Current location - Loan Platform Complete Network - Big data management - (Problem solved and then add 100 points) sql server stored procedure to achieve the query data is too large, paging query how to achieve?
(Problem solved and then add 100 points) sql server stored procedure to achieve the query data is too large, paging query how to achieve?
By the 5-8w such an order of magnitude of data is no problem, write Excel is cloth more performance-consuming, mainly through the optimization of the code to write Excel efficiency to consider. You can consider the use of batch query writing to avoid writing too much data to Excel at a time: the results of your query will be segmented, let's say your statement can not be used to time to think of segmentation, each time to return part of the results.

Back to your question, the solution to the large amount of data query there are the following two:

(1), all the data first query to memory, and then paging in memory, this way of memory occupation is large, you must limit the amount of data in a query.

(2), the use of stored procedures in the database paging, this way of relying on the database, different database implementation mechanism does not work, and query efficiency is not ideal. Both of these ways are not friendly enough for users.

2. Solution idea

By adding a self-growing field for querying on the database table to be queried, and then using this field for paging query can be a good solution to this problem. The following is an example of this paged query scheme.

(1), in the form to be queried to increase a long type of self-growing columns, named "queryId", mssql, sybase directly support self-growing fields, oracle can use sequence and trigger to achieve. Then add an index on the column.

The statement to add the queryId column is as follows:

Mssql: [QUERYID] [bigint] IDENTITY (1, 1)

Sybase: QUERYID numeric(19) identity

Oracle:

CREATE SEQUENCE queryId_S

INCREMENT BY 1

START WITH 1

MAXVALUE 99999999999999999 MINVALUE 1

CYCLE

CACHE 20

ORDER;

CREATE OR REPLACE TRIGGER queryId_T BEFORE INSERT

ON "test_table"

FOR EACH ROW

BEGIN

select queryId_S. nextval into :new.queryId from dual;

END;

(2), in the query of the first page, first according to the reverse order of the size of the order to find out all the queryId,

statement as follows: select queryId from test_table where + query condition +order by queryId desc .

Because it is only querying the queryId field, even if the table has a large amount of data, the query will get results very quickly. The resulting queryId is then saved in an array on the application server.

(3), the user in the client page operation, the client will be querying the page number as a parameter to the application server, the server through the page number and queryId array to calculate the query to be queried queryId maximum and minimum values, and then query.

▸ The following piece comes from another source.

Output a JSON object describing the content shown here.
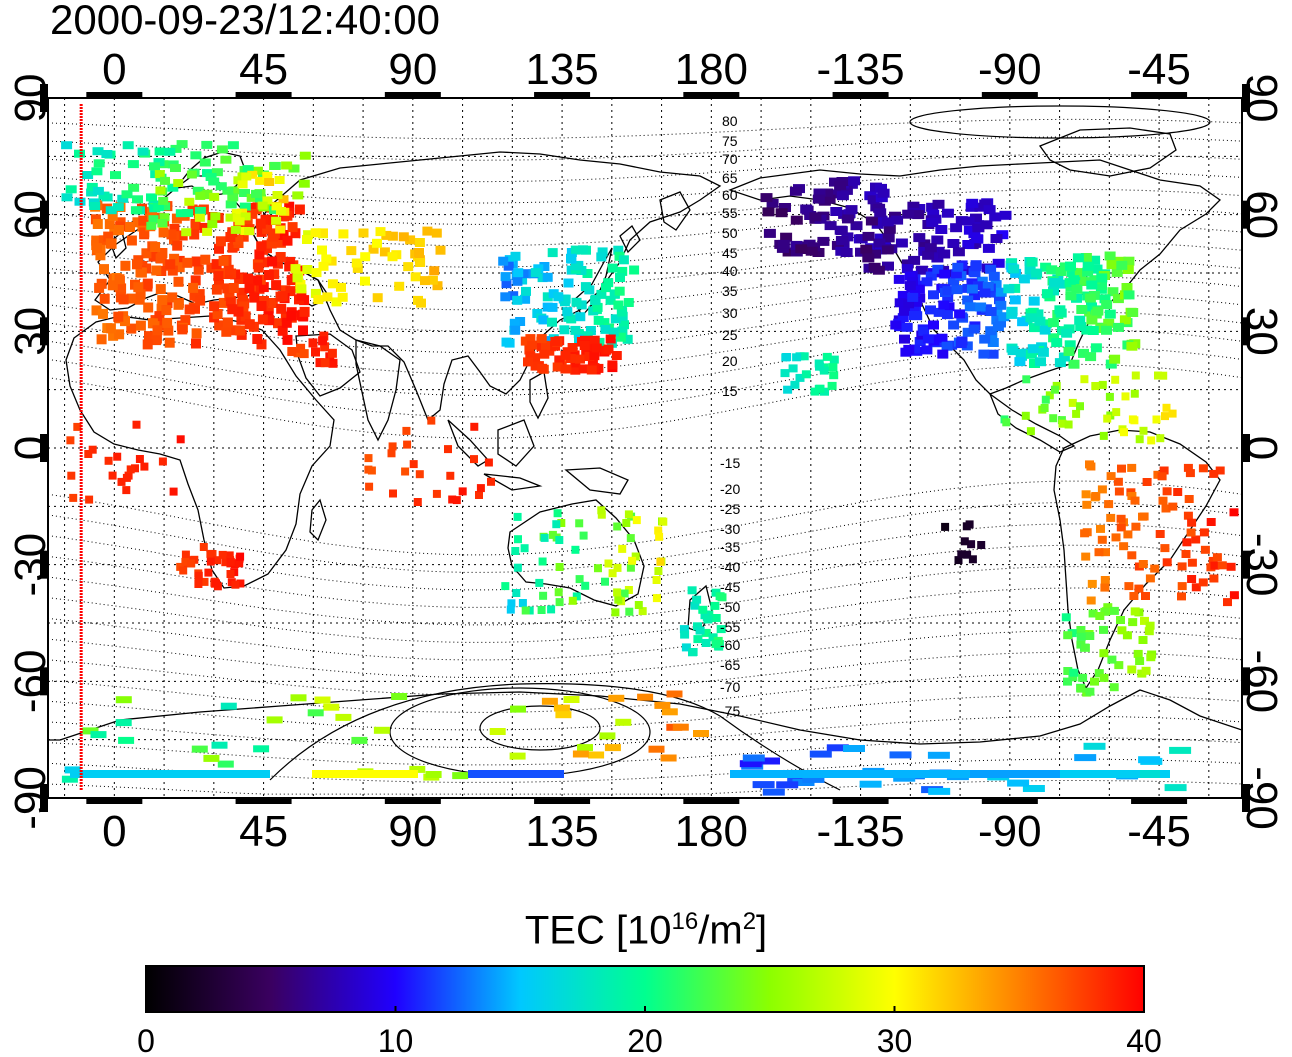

The algorithm to figure out the maximum and minimum values of queryId is as follows, where page is the page number to be queried, pageSize is the size of each page, and queryIds is the array of queryId generated in the second step:

int startRow = (page - 1) * pageSize

int endRow = page * pageSize - 1;

if (endRow >=queryIds.length)

{

endRow = this.queryIds.length - 1;

}

long startId = queryIds[startRow];

long endId = queryIds[endRow];

The query statement is as follows:

String sql = "select * from test_table" + query criteria + "(queryId <= " + startId + " and queryId >= " + endId + ")";

3. Evaluation of the effect

The paging query method is applicable to all databases, with lower cpu and memory consumption for application servers, database servers, and querying clients and faster querying, which makes it a more ideal paging It is a more ideal paging query implementation scheme. After testing, querying 4 million pieces of data, the first page of data can be displayed within 3 minutes, and each subsequent page operation is basically within 2 seconds. There is no significant increase in memory and cpu usage.

The above is only a paging query to see the results of the problem, you need to write to Excel, you also need to consider Excel write code execution efficiency, this part is worth studying.